Hi. I measure latest VM with shallowCopy support. Copy now is much better:
object := 10@20. 3 timesRepeat: [ Smalltalk garbageCollect ]. result1 := [ Point x: 10 y: 20 ] benchFor: 10 seconds.
3 timesRepeat: [ Smalltalk garbageCollect ]. result2 := [ object shallowCopy ] benchFor: 10 seconds. {result1. result2}.
"a BenchmarkResult(310,321,301 iterations in 10 seconds 2 milliseconds. 31,025,925 per second) a BenchmarkResult(426,311,468 iterations in 10 seconds 3 milliseconds. 42,618,361 per second)"
But with "Point basicNew" it is almost same:
"a BenchmarkResult(402,708,088 iterations in 10 seconds 2 milliseconds. 40,262,756 per second) a BenchmarkResult(405,145,766 iterations in 10 seconds 3 milliseconds. 40,502,426 per second)"
It also improves my veryDeepCopy test which works better on preSpur VM. (preSpur VM is still better):
m := Morph new. r2 := [ m veryDeepCopy ] benchFor: 10 seconds.
"a BenchmarkResult(34,007 iterations in 10 seconds 3 milliseconds. 3,400 per second)" - no shallow copy optimization
"a BenchmarkResult(43,333 iterations in 10 seconds 1 millisecond. 4,333 per second)" - latest VM with shallow copy.

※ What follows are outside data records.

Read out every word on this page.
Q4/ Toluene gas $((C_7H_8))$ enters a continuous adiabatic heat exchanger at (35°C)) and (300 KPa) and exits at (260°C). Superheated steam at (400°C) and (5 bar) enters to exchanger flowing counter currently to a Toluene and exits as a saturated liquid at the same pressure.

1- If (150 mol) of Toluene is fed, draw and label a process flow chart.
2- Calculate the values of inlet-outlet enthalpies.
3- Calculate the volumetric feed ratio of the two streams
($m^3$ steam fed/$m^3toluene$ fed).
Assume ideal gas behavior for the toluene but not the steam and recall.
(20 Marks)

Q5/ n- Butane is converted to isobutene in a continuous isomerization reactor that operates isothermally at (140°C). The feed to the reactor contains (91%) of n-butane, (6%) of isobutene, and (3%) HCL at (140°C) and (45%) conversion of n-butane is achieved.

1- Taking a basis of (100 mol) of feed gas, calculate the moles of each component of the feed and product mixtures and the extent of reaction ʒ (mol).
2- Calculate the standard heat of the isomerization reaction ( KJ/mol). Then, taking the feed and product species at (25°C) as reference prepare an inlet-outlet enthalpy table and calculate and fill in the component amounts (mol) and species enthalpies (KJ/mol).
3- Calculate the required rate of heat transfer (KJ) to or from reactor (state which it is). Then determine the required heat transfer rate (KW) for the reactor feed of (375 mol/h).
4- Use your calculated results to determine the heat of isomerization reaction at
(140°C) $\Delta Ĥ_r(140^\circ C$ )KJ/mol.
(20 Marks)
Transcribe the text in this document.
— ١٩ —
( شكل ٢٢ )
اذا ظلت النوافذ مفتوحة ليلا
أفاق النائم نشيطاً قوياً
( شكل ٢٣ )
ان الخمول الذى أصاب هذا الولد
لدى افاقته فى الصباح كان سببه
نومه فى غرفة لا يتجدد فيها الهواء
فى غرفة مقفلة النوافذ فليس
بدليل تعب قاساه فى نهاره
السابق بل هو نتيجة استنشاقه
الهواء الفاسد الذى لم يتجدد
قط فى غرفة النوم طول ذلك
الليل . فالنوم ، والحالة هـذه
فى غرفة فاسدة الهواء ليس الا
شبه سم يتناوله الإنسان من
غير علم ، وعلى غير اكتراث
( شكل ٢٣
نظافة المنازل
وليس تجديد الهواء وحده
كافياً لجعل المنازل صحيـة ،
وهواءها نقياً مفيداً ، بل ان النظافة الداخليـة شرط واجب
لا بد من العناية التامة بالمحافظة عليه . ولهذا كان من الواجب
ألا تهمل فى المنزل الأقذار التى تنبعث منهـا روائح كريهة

"a BenchmarkResult(52,985 iterations in 10 seconds 1 millisecond. 5,298 per second)" - preSpur VM
2016-08-01 19:32 GMT+02:00 tim Rowledge tim@rowledge.org:
On 01-08-2016, at 12:58 AM, Eliot Miranda eliot.miranda@gmail.com
wrote:
Hi John,
On Jul 31, 2016, at 7:32 AM, John McIntosh <
johnmci@smalltalkconsulting.com> wrote:
So has anyone thought about pre-allocating a few commonly used objects
during idle time? Then grabbing that object and filling in the actual details when one is needed. The Squeak VM did that for method context (and recycled them).
Thus only works to the extent that a particular kind if object us
allocated all the time and to the extent that synthesizing an object is relatively expensive relative to filling in its slots. This works for contexts above a complex object representation. In my experience it doesn't work for floats either. But Cog does not allocate contexts often because of context-to-stack mapping and because the Spur object representation is simple, regular and very quick to synthesize (allocate).
Yeah but with a 64-bit address space we could pre-allocate *millions* of objects of every class! And speculatively initialise them!
Oh, wait; what do you mean we don’t have 17,592,186,044,416Mb ram in our Raspberry Pi’s yet?